2. Text Highlighting Is String-Based
customTextRenderer operates on text fragments.
Implications:
- Regex must match fragment boundaries
- Long phrases may be split across spans
- Highlighting multi-line text is non-trivial
3. OCR Coordinates Require Careful Mapping
OCR systems usually return:
- Bottom-left origin
- PDF point units
You may need to:
-
Invert Y-axis:
top = pageHeight - y - height -
Apply scaling correctly
The current example assumes alignment is already correct. This must be validated per document.
4. Scale Synchronization
When changing scale:
- All overlay coordinates must be multiplied by the same scale.

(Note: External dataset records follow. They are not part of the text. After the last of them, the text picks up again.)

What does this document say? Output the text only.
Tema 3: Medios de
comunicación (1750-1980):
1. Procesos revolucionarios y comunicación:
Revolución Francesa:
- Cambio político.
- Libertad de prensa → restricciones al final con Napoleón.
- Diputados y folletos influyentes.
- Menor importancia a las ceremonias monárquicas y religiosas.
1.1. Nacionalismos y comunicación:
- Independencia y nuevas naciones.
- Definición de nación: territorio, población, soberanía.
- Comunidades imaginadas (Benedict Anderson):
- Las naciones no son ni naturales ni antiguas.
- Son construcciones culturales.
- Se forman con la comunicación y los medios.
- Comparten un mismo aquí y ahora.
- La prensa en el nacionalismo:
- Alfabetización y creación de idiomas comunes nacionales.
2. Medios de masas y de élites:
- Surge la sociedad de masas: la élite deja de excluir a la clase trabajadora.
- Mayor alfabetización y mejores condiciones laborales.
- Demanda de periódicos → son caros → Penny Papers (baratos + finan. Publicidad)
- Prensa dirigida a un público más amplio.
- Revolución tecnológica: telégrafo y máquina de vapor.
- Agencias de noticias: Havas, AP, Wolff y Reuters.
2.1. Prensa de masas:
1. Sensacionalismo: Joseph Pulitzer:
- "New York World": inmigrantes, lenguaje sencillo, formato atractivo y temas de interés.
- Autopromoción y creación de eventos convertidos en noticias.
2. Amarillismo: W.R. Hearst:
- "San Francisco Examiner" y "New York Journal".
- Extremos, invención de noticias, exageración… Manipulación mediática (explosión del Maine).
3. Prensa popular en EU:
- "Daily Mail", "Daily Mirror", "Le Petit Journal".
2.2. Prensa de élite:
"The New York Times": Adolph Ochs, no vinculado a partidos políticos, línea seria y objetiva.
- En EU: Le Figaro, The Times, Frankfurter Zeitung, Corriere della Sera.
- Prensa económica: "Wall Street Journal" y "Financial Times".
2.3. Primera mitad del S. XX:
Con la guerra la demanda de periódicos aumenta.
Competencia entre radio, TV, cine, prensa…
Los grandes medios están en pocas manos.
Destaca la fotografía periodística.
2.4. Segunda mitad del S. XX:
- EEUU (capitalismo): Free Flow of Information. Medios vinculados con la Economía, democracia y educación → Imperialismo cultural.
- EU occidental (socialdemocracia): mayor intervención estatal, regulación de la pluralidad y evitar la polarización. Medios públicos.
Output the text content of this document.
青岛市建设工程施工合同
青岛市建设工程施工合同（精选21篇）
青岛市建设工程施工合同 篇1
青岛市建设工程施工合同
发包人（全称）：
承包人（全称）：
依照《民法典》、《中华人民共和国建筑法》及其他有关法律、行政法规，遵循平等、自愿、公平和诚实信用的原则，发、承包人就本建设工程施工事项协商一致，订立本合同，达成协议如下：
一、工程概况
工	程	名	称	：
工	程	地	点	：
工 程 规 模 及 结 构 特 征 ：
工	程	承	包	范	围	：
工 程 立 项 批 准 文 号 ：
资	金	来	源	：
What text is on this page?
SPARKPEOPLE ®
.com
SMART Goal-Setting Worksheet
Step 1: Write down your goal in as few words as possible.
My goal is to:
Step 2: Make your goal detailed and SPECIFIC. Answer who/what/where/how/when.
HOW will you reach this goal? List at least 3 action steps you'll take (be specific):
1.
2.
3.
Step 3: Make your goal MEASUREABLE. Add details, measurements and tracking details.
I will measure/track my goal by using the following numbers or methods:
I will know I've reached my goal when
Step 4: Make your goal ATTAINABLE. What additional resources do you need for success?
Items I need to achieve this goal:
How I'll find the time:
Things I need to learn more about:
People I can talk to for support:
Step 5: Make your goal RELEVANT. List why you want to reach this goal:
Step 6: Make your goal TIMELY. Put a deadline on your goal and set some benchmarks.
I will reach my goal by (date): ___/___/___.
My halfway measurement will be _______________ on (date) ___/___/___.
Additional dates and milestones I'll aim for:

- Otherwise, overlays drift.
5. Performance
Rendering large PDFs:
- Each page renders to canvas
- Text layer adds DOM nodes
- Multiple pages increase memory pressure
For heavy documents:
- Render one page at a time
- Avoid rendering thumbnails unless needed
Conclusion
Use cases break down clearly:
| Use Case | Tool |
|---|---|
| Generate PDFs from React components | @react-pdf/renderer |
| Render existing PDFs in browser | wojtekmaj/react-pdf |
If you need:
- Text selection
- Highlighting
- OCR overlays
- Pagination
- Interactive viewing
→ Use react-pdf (PDF.js wrapper).
If you need:
- Programmatic document generation
- Declarative PDF layouts
→ Use @react-pdf/renderer.
Next Steps
- Implement coordinate normalization layer for OCR alignment.
- Add search indexing across pages.
- Explore virtualized multi-page rendering for large documents.
- Evaluate text-layer extraction for semantic indexing.